Biographie de l'auteur :
Médecin psychiatre et psychanalyste français, Françoise Dolto a marqué le XXe siècle à la fois par sa forte personnalité, son puissant intérêt pour l'enfance et sa décision d'œuvrer de tout son impact médiatique à «La Cause des enfants».Mais elle s'intéresse également à l'adolescence, comme en attestent ses publications («La Cause des adolescents», «Paroles pour adolescents»...) et sa fameuse théorie du «Complexe du homard». Les Maisons vertes, son œuvre ultime ― lieux d'accueil et d'écoute pour les tout-petits ― sont devenues un phénomène mondial : les trois dernières se sont ouvertes en Chine, à Saint-Pétersbourg et à New York. Clinicienne remarquable, théoricienne audacieuse et femme à la pensée libre et révolutionnaire, Dolto intriguait et fascinait.

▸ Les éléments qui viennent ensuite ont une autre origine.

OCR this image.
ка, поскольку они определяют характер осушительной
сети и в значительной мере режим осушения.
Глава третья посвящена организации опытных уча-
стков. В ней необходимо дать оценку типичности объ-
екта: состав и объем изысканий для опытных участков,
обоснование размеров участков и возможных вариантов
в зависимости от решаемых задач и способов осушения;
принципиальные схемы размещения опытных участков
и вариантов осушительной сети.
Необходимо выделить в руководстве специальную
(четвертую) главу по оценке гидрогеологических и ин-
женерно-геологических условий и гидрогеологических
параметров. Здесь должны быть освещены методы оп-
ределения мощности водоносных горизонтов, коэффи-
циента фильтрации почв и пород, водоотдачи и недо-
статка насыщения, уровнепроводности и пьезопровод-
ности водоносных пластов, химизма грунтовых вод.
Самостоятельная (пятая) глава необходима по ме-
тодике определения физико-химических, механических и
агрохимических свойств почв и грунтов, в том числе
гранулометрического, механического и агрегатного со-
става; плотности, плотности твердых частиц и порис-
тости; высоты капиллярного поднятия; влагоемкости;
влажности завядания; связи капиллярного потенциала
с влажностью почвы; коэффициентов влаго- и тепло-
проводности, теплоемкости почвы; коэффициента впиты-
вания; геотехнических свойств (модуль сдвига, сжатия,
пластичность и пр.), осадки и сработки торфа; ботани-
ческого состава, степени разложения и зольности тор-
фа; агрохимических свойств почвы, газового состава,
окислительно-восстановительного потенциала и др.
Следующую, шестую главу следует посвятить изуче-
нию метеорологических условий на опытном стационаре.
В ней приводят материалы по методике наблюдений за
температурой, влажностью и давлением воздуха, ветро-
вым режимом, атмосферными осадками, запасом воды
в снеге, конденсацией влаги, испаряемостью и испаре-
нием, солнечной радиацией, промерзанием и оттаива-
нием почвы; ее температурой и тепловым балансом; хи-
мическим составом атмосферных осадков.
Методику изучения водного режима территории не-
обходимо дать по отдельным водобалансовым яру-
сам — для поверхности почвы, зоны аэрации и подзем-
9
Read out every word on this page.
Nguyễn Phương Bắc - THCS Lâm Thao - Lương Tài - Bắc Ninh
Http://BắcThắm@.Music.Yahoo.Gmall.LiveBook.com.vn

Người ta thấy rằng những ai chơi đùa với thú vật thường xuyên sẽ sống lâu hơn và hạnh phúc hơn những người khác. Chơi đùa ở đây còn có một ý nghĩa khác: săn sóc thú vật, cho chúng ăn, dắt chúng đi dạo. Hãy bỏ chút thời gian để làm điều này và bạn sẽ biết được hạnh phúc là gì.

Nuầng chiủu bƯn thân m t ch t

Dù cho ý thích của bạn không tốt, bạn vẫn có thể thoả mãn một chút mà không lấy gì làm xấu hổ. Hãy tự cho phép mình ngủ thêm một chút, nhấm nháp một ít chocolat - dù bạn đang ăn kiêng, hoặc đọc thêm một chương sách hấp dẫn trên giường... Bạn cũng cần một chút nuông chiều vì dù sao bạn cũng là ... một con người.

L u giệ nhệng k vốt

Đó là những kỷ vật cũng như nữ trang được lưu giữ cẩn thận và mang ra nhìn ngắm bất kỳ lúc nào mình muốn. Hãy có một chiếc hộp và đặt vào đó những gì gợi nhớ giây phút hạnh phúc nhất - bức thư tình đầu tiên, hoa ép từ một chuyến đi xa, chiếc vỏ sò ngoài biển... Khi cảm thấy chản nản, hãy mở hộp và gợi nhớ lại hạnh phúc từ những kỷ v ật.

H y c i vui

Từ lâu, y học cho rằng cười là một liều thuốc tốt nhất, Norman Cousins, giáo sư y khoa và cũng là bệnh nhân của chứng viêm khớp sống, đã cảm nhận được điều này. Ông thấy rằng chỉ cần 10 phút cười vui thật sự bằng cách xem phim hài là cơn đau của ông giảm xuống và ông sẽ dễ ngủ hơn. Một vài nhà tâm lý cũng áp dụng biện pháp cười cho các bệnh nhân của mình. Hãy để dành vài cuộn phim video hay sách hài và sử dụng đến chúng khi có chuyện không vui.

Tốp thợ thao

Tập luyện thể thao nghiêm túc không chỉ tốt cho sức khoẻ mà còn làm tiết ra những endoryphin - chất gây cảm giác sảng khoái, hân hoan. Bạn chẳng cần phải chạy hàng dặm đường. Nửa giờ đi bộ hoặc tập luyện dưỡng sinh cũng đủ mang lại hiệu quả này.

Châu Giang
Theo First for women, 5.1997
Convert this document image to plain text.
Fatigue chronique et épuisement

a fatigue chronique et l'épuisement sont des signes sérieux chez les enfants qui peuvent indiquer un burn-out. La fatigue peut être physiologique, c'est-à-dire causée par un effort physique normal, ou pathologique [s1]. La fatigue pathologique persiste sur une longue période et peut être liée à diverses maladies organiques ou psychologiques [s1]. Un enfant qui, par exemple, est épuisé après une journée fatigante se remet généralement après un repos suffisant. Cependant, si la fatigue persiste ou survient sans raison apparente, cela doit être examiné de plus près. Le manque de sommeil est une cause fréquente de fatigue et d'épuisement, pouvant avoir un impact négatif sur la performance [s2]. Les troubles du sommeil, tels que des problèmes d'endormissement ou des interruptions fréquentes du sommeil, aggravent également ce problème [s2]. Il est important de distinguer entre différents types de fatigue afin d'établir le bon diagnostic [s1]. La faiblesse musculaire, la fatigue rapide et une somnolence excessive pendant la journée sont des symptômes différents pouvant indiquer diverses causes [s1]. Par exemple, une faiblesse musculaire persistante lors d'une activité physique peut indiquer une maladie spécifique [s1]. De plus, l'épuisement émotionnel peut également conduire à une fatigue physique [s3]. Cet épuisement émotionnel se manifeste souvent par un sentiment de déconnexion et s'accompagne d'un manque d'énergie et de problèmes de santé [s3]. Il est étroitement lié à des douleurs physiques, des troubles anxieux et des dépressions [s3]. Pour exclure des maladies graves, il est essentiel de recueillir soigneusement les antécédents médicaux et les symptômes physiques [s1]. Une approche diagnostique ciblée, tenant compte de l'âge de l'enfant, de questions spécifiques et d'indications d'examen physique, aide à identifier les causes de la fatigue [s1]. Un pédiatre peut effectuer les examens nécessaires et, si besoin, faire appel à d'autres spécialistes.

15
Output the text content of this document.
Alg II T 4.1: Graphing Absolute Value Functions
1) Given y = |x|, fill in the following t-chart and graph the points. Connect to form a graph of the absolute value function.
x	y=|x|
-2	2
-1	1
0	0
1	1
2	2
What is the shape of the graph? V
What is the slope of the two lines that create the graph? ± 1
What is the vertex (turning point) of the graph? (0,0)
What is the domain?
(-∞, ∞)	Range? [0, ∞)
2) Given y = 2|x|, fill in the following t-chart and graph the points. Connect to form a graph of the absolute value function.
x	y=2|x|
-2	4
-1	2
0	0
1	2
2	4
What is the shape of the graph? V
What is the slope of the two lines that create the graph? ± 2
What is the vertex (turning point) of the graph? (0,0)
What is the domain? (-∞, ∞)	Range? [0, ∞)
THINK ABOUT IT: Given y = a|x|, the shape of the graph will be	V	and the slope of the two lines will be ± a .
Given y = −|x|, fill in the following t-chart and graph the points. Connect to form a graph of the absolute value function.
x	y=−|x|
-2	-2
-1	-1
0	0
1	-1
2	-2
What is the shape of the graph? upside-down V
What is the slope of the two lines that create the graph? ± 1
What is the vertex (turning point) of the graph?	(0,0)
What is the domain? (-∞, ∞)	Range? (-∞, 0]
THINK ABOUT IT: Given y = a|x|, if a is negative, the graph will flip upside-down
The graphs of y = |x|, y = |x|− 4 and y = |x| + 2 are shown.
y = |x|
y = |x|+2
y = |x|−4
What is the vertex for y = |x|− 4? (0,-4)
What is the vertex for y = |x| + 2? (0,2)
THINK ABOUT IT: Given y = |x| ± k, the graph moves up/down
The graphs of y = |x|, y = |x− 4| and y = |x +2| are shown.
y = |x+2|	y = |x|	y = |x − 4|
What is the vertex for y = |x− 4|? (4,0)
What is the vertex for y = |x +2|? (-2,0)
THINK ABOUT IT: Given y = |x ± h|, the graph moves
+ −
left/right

Après avoir étudié le théâtre et la sociologie, Catherine Dolto devient médecin. Elle travaille beaucoup avec Françoise Dolto qu’elle assiste pour son émission radiophonique "Lorsque l’enfant paraît". En 1980, elle rencontre Frans Veldman, fondateur de l’haptonomie, science de l’affectivité. Depuis, elle enseigne à ses côtés et se consacre à l’haptopsychothérapie. Dans sa pratique, elle accompagne les parents lors de la grossesse et les bébés pendant la première année de leur vie. Elle a aussi des patients de tous âges.Catherine Dolto a le talent pour s'adresser directement aux enfants, animée par la certitude qu'un enfant qui comprend mieux grandit mieux et se développe mieux. L'humour et la tendresse sont pour elle des outils pédagogiques.Au début des années 1980, elle rencontre l'éditrice Colline Faure-Poirée. Elles vont créer ensemble des collections qui abordent toutes les choses de la vie en s'adressant directement aux enfants.En 1988, c'est la parution de "Paroles pour adolescents", un livre à trois voix de Françoise Dolto, Catherine Dolto et Colette Percheminier. En 2001, Catherine Dolto publie le "Dico Ado" pour lequel elle a réuni autour d'elle de nombreux spécialistes, des médecins, des gynécologues, des diététiciens, des psychanalystes...Elle est auteur et directrice de collections pour la jeunesse et les adultes.